Chronic HBV and HCV infection enhances ROS production and cause elevated oxidative stress and decreased antioxidant activity in liver cells [109,110,111,112][81][82][83][84]. ROS, produced as byproducts during cellular metabolism, have been implicated in several hepatic pathologies to maintain cellular homeostasis, including cell signaling, transcription, apoptosis, and immunomodulation [113,114,115,116][85][86][87][88]. Patients suffering from HBV or HCV infection show significant depletion of GSH and GPX when compared to non-infected participants [117,118][89][90]. As part of the antioxidant defense system, Se deficiency may be enhanced by the hepatic viral-induced oxidative stress and the requirement of selenoproteins during viral replication. An in vitro study showed that HCV can inhibit the expression of gastrointestinal-GPX (GPX2), a GPX that is also expressed in the liver, resulting in an increase in viral replication [7,119][7][91]. Nonstructural protein 5A (NS5A) of HCV, which is reported to enhance oxidative stress by perturbing Ca2+ homeostasis [120][92], also induces the expression and activity of GPX1 and GPX4 [121][93]. Besides, the GPX homology region overlaps the highly conserved NS4 gene in HCV, supporting that the NS4 gene is a functional GPX module [122][94]. Although the causes of Se deficiency in HBV and HCV are not fully understood, it is possible that the decreased level of circulating Se is related to the requirement of Se during viral replication.
The demand for Se during HBV and HCV infection causes the systemic deficiency of Se and can be compensated by supplementation.
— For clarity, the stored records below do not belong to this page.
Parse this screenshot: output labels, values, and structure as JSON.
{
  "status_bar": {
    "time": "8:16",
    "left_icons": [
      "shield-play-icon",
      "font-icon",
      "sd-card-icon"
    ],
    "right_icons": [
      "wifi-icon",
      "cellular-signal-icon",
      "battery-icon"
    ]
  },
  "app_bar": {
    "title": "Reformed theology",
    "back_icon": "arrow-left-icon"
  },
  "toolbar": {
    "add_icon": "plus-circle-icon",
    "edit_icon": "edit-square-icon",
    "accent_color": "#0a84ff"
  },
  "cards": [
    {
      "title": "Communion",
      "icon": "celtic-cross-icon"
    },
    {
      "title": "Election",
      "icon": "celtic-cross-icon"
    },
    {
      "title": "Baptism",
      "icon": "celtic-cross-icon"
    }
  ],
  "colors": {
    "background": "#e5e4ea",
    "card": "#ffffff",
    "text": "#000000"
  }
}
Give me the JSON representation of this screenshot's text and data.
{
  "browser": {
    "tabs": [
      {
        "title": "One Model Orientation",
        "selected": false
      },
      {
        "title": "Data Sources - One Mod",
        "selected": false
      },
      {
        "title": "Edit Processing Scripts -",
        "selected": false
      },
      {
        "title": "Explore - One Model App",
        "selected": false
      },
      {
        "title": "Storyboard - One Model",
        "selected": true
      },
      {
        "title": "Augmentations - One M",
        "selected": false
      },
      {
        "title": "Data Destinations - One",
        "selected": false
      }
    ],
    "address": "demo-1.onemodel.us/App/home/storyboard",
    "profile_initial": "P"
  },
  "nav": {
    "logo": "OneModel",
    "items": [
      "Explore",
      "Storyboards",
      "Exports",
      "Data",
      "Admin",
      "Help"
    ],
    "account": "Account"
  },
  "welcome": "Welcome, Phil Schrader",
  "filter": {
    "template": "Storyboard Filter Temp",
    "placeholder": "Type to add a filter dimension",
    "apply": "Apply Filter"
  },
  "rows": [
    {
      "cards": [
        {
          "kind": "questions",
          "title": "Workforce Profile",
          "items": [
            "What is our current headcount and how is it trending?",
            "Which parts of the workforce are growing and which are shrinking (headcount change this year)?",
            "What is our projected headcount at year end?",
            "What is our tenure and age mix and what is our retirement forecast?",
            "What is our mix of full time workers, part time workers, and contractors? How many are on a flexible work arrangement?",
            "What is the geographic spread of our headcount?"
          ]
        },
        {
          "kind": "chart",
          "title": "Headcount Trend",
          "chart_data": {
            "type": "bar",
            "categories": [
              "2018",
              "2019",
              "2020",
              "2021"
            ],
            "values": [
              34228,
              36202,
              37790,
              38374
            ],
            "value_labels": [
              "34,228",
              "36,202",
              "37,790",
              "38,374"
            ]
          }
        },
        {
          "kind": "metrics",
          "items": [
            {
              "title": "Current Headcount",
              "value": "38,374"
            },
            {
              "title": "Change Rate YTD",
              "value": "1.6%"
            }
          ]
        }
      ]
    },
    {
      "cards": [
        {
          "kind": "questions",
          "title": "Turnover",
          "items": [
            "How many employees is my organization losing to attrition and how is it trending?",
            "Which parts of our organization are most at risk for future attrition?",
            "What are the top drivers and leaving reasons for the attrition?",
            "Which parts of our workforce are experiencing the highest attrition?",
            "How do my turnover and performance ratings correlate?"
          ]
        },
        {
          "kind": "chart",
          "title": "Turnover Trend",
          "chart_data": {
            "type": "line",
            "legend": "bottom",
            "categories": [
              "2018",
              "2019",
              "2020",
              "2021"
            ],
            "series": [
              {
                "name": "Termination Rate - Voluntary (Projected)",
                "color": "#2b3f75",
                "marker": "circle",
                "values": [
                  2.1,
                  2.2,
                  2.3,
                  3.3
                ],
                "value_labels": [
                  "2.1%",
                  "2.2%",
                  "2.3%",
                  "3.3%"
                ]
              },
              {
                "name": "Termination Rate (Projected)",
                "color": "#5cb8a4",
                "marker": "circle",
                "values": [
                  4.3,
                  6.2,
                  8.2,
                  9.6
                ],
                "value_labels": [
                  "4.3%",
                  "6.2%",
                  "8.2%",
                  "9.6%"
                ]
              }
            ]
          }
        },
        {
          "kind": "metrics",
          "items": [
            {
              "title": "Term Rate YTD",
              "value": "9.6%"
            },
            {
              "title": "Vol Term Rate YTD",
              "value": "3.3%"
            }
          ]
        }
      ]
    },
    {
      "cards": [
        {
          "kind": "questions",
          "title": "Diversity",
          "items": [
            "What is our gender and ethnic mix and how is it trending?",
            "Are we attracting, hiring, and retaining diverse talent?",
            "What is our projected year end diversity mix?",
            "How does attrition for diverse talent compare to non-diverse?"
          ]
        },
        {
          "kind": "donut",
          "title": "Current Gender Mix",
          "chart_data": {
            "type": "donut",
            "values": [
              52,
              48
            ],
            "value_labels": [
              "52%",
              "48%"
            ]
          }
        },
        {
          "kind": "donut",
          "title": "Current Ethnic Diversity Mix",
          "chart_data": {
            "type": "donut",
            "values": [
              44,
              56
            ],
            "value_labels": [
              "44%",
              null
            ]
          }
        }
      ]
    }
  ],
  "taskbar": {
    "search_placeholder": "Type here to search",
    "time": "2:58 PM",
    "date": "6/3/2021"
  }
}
Supplementation of Se has shown to be protective against a wide range of different sources of oxidative stress and optimal immune responses [123,124][95][96]. Primary HCC incidence was reduced by 35.1% in Se supplemented people living with HBV as compared with non-supplemented people living with HBV [125][97]. However, when Se supplementation was stopped, primary HCC incidence began to increase [125][97]. Selenium also improves the rate and level of antibody response against the HBV vaccine in insulin-dependent diabetes mellitus cases that were on an accelerated vaccination schedule instead of a routine vaccine schedule [126][98]. A triple antioxidant combination of Se, alpha-lipoic acid, and silymarin supplementation in three chronic HCV-infected patients demonstrated an improvement in ALT [127][99]. However, a 6-month trial showed that those living with HCV supplemented with vitamins C, vitamin E, and 200 μg Se per day had an increase in antioxidant status with no beneficial effect on ALT, HCV viral load, or liver damage as compared with the non-supplemented individuals living with HCV [128][100].
As discussed in the previous paragraph, Se deficiency has been involved in the pathogenesis of HBV and HCV infection. In turn, the deficiency of Se leads to elevated oxidative stress, pathological changes, and inflammation in the liver [129][101]. Histological study shows hepatic sinus expansion, lymphocyte infiltration, and stripe-like hyperplasia in the liver with Se deficiency. Liver inflammation is initiated by Se deficiency as pro-inflammatory factors and molecules, such as IL-1β, IL-6, IL-12, NF-κβ, and NF-κβ p65, were all significantly higher in the Se-deficient group [129][101]. Hepatic antioxidant capacity is also influenced by Se deficiency as a decrease in both mRNA expression of selenoprotein genes (GPX1 and GPX3), as determined by quantitative real-time PCR and the level of selenoproteins (GPX1, GPX4, and TXNRD1), identified by global proteomics, are observed [129,130,131][101][102][103]. Interestingly, an in vitro study showed that Se deficiency can result in oxidative stress and apoptosis of non-HBV-infected hepatocytes, whereas HBV-infected hepatocytes gain a survival capacity and escape from the apoptosis consequence [132][104].

2.5. Poliovirus

Poliovirus is part of the Picornaviridae family of RNA viruses that are non-enveloped and may infect vertebrate animals [133][105]. Infection generates high levels of ROS and reactive nitrogen species as well as antioxidant enzymes being downregulated within cells that have been infected [134][106]. The supplementation of Se has been shown to improve the response of the vaccine for the poliovirus more in patients that have less optimal immune systems based on Se status, although the impact of supplementation on patients with optimal immune systems based on Se status is unclear [135][107]. Furthermore, the supplementation of Se did not affect all aspects of an individual’s immune response shown in the same trial where a live poliomyelitis vaccine was given to people with low Se status. This resulted in the increase of T cell and IL-10 production but did not affect the natural killer (NK) or B cell count, still resulting in the rapid removal of poliomyelitis from the patients supplemented [136][108]. Selenium also did not affect the levels of CD4+ T helper (Th) 1 cells to Th2 cells or the humoral immune response [135][107] in a different trial where patients were given a dose of the poliovirus vaccine and took either a placebo, 50 µg or 100 µg of Se. An increase in the antibody titers within all groups that were relatively equal was shown [135][107]. Se supplementation prior to the polio vaccine seemed to only enhance the cellular antiviral immune response.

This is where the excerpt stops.